So the day appeared. The day I knew was coming. The day I'd lose my hair.
It was a Tuesday. Just a normal Tuesday. I ran my fingers through my hair and a wad of strands lay in my hand.
It was about durn time.
Seriously. From the moment I was unhooked from the chemo needle I've been waiting for this. I was beginning to think I was an anomaly, that maybe my hair would just stick there. Because, word, I have got some thick hair.
No really. I make hairdressers earn their money. Every single one of them tells me how thick my hair is.

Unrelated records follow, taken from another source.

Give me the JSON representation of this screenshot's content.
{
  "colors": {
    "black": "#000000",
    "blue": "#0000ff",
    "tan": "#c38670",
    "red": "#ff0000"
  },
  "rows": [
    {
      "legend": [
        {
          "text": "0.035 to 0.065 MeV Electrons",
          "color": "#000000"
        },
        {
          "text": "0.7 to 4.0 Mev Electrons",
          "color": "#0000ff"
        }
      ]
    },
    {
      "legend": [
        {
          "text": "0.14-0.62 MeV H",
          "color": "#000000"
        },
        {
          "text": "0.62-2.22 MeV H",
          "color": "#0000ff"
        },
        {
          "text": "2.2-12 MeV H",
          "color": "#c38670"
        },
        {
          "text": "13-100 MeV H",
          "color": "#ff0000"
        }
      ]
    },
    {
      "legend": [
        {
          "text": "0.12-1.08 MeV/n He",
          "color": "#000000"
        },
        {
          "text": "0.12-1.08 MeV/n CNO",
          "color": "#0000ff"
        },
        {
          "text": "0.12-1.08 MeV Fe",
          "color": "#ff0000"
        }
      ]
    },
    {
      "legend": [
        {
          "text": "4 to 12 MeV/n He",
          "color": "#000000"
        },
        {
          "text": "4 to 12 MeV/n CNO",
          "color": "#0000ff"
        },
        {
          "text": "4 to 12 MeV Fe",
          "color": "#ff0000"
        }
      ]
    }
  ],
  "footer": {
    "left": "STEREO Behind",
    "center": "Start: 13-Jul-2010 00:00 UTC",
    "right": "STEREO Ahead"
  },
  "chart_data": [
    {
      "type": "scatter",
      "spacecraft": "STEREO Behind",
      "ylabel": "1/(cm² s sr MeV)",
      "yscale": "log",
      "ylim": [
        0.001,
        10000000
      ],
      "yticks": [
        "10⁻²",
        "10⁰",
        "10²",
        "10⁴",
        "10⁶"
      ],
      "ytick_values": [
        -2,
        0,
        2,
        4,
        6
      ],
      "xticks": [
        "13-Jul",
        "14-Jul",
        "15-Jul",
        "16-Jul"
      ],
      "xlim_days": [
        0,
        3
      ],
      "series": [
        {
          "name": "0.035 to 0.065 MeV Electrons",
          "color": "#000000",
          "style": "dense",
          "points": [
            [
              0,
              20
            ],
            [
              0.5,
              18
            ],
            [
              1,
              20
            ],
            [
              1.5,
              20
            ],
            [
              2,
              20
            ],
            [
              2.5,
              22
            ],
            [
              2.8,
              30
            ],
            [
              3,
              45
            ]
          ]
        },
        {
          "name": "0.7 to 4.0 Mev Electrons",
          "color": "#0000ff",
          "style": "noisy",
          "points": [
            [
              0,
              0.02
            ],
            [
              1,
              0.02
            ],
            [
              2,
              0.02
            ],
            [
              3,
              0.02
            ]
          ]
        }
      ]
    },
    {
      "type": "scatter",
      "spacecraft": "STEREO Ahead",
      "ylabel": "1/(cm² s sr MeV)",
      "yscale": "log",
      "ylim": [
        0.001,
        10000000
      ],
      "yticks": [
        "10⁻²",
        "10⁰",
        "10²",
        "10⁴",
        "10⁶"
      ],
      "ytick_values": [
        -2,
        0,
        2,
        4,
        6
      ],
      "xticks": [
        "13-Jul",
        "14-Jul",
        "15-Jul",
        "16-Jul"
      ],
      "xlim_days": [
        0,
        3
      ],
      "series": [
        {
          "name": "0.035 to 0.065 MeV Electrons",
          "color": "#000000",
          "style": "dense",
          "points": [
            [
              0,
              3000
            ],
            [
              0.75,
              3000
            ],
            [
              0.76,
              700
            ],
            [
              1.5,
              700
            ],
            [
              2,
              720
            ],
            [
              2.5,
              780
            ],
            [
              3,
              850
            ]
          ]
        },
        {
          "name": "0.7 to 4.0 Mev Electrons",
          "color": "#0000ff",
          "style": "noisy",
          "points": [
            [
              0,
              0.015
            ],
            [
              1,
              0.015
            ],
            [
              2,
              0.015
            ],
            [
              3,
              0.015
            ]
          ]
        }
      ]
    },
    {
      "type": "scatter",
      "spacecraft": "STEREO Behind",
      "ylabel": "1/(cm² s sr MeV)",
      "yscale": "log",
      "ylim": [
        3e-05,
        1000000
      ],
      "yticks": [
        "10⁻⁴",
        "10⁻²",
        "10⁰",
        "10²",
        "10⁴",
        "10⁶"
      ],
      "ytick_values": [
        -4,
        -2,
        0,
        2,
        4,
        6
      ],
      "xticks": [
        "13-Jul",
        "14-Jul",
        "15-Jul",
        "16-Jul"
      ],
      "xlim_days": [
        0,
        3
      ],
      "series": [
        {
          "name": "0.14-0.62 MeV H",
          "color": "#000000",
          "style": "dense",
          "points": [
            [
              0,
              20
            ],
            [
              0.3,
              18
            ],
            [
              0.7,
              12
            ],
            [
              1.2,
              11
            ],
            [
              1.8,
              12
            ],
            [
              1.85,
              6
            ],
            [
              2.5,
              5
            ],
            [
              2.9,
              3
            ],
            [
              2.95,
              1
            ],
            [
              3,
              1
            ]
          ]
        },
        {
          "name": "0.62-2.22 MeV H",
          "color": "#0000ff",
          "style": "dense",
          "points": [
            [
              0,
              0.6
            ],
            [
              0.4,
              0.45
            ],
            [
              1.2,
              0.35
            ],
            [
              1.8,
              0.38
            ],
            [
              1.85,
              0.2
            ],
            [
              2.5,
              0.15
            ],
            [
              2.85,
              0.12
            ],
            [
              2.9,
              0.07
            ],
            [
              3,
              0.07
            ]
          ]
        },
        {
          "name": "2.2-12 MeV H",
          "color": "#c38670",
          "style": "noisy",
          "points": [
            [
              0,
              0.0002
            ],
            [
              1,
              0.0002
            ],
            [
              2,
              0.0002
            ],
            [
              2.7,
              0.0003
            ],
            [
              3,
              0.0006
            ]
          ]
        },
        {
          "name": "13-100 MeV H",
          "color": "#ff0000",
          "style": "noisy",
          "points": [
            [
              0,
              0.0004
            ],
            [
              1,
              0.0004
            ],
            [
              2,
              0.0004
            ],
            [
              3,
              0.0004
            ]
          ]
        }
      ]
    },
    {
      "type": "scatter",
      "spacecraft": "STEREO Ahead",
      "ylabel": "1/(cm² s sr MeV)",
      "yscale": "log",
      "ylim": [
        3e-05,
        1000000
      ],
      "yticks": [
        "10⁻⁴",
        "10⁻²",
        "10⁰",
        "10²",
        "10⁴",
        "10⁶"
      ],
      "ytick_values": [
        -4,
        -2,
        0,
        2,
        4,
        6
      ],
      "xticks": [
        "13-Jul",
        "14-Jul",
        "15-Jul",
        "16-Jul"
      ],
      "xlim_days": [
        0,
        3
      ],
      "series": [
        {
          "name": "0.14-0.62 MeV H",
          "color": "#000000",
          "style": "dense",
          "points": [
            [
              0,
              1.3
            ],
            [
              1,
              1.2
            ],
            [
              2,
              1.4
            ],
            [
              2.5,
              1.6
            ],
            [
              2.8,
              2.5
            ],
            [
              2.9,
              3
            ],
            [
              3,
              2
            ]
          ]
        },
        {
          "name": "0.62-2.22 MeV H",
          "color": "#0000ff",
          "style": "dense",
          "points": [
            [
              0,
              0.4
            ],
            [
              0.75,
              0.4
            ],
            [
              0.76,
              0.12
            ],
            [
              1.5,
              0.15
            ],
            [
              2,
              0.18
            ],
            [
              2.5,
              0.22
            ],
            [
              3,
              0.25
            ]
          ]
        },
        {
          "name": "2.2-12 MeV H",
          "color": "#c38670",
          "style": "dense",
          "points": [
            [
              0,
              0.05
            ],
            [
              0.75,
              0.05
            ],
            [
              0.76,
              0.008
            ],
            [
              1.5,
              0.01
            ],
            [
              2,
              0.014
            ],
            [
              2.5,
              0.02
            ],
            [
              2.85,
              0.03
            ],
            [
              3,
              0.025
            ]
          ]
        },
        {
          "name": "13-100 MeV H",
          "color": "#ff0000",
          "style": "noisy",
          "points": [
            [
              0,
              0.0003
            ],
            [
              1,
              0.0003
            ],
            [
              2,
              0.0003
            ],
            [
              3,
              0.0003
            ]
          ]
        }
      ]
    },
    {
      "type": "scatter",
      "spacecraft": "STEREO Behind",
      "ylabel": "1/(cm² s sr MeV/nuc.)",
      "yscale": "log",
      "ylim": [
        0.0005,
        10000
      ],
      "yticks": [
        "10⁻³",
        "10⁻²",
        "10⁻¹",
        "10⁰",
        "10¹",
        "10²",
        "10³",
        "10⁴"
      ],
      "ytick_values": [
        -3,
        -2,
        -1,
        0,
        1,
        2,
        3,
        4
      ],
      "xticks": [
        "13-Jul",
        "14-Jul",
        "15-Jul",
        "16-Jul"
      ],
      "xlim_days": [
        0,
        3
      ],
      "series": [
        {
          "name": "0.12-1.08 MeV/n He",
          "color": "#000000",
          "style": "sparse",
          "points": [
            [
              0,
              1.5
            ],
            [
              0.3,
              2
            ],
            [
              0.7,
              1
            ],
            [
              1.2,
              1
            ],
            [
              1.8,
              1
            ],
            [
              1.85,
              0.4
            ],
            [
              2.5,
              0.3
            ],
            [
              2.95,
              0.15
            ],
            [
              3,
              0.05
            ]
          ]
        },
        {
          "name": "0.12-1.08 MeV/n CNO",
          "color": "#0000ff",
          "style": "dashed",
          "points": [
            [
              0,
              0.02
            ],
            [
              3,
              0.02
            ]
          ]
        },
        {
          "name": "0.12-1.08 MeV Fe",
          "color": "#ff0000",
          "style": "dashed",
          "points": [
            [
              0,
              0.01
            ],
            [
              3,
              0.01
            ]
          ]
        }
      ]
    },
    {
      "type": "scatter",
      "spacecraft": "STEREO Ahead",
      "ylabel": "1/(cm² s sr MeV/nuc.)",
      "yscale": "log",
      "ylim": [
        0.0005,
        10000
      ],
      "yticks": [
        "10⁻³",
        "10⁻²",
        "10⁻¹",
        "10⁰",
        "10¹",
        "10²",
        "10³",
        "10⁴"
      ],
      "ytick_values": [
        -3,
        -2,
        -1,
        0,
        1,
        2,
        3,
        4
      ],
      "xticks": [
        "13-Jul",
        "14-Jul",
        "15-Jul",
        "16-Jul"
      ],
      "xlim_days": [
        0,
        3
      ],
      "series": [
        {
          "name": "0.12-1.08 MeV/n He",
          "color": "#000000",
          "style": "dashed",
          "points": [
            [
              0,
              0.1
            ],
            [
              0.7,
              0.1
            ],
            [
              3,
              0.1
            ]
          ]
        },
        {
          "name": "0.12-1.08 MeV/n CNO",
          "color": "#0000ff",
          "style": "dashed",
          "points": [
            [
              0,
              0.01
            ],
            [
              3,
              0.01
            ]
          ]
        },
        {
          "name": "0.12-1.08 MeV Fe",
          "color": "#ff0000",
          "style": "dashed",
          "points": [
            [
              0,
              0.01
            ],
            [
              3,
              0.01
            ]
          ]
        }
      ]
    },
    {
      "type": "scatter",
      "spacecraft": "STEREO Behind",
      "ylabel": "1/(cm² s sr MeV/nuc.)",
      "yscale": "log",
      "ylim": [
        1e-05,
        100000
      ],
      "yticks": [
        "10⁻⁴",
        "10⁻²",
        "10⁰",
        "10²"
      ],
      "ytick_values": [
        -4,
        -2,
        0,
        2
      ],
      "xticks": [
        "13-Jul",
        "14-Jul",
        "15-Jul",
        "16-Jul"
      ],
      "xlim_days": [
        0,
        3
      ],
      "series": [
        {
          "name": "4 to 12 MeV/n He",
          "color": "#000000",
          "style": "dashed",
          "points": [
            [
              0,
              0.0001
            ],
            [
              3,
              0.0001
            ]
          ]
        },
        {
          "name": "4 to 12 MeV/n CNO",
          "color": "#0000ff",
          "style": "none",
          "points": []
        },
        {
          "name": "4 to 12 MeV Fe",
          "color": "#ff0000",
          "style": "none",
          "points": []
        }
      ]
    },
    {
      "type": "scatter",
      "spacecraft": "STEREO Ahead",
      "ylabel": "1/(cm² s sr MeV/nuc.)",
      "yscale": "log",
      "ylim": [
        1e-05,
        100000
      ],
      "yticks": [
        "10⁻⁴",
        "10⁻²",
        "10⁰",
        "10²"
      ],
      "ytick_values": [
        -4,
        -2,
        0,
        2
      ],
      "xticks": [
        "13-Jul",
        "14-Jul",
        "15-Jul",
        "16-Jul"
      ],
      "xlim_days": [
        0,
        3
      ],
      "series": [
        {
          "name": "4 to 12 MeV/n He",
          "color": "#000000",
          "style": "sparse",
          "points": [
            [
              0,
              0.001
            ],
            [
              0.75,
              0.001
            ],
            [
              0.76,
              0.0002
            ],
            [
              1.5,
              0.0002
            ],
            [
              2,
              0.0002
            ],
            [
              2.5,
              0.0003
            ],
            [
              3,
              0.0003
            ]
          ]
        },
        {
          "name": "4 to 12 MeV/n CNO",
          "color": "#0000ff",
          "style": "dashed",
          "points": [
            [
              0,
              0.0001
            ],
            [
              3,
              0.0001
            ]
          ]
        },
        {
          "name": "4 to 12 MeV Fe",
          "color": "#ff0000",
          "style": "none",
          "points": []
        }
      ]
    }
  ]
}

However, thick hair does not mean good hair.
No, it doesn't.
So yesterday morning, whilst showering, I happened to look down at the floor of the tub and saw copious amounts of blackish strands circling the drain. That's when I knew. It was time. Time to shave it off.
I've had some time to think about it. I admit, I was pretty emotional sitting in the oncologist's office, discussing the effects of chemo and hair loss being the most prominent. I cried. I won't lie. It turns out I am very vain. And whilst I complain about my ever chronic bad hair days, I had hair. Hair is normal. Bad hair is normal.
But then, my Hubs reminded me that I get the very rare opportunity to see myself bald. I mean, who didn't wonder what they looked like sans hair when Sinead O'Connor came on the scene? So, in that regard, I'm pretty lucky. I also know what I look like sans nipples.
But that's another story.
So, here it is, Thursday night, and I'm perched on a chair in the middle of my bathroom, a towel draped around my shoulders to prevent hairs from attaching themselves to me. Yeah, that really didn't work, but whatever.
My Hubs is sniffling and holding his electric shaver. My oldest daughter, Emma, perched on the side of the tub to take pictures of me with her Daddy's iPrecious. (Really, I think she just was there to play on the iPhone, but whatever. She said supportive and nice things.) My youngest daughter, Addie, fled the room. I think watching me being scalped was upsetting to her. I can't say I blame her.
We got the before picture, good advice from others who went through this process. Lance discovered soon that my uber thick hair was a true match for his electric razor so he grabbed my good craft scissors and went to work. Snip snip snip. Many snips later, he went back to the razor. Buzz buzz buzz. Dang, I have a lot of hair, y'all.
Pretty soon, it was done. There's still stubble up there, in fact, there's quite a bit of it left. But if I run my hand along my scalp, little stubbles come away with it, so I'm pretty sure in a few weeks, I'll resemble a cue ball. I think that'll be way better than the rough side of Velcro feel I've got going on right now.
I didn't cry. I think it's because I did it on *my* terms. I didn't wait for chemo to snatch my hair out from under me.
This feels empowering. I can handle it.
And because I know that all of you will wonder what I look like, I'm going to be an awesome friend to you and share with you what I look like now.
I've even got a wand.
Procrastination Pro-Tips: 2024.11.22
1 day ago
13 comments:
She who must not be named looks Lovely. Voldekearsie. I like it.
:)
You look pretty flipping amazing, if you ask me. And I love your gown. Very nice. Never looked better, actually :D
Man, love that you shaved it yourself. I've always wanted to shave mine, just to see my scalp.
Oh my word. I love you. Seriously Girl- you are one of my many (earthly) heroes. And I think it was a good call to do it on *your* terms. Also, when my moms cousin had chemo, her straight brown hair came back red and curly, so this might be your 2nd chance at some "good" hair....
you are hot. literally. because it's august. but in a few months, you'll be here. and you'll be cool.
I love you and I think you are awesome. Hair or no hair.
As long as you don't look like Uncle Jackie, we're good.
As long as you don't look like Uncle Jack, we're good.
Man you look good in black.
I think you are rocking it.
And you have that wand, so if anyone wants to give you a funny look, you can turn them into a hairy frog.
reading this post brings back so many memories.
Hair is temporary... and overrated.
I always missed having extra time in the shower (cause it was wintertime) and I never did warm up as a result. Enjoy your sans hair time. It will bring character (or something like that) to your world. I know your hubby still sees you as the beautiful bride he married - and all of us see you as still being lovely Kearsie.
And, when years come by later and y'all laugh about this tender moment of shaving your head, you will smile - I guarantee it! Much love to you and your family babydoll.
Dear Kearsie... I love you and think you are of the Incredible. Rock on and think of all the time you'll save getting ready!!! But seriously... {love} and all kinds of that kinda stuffs.
Kearsie,
Could you give us a quick little update?
Keeping you in our thoughts and prayers.
Look at you, hot mama. Wand and all.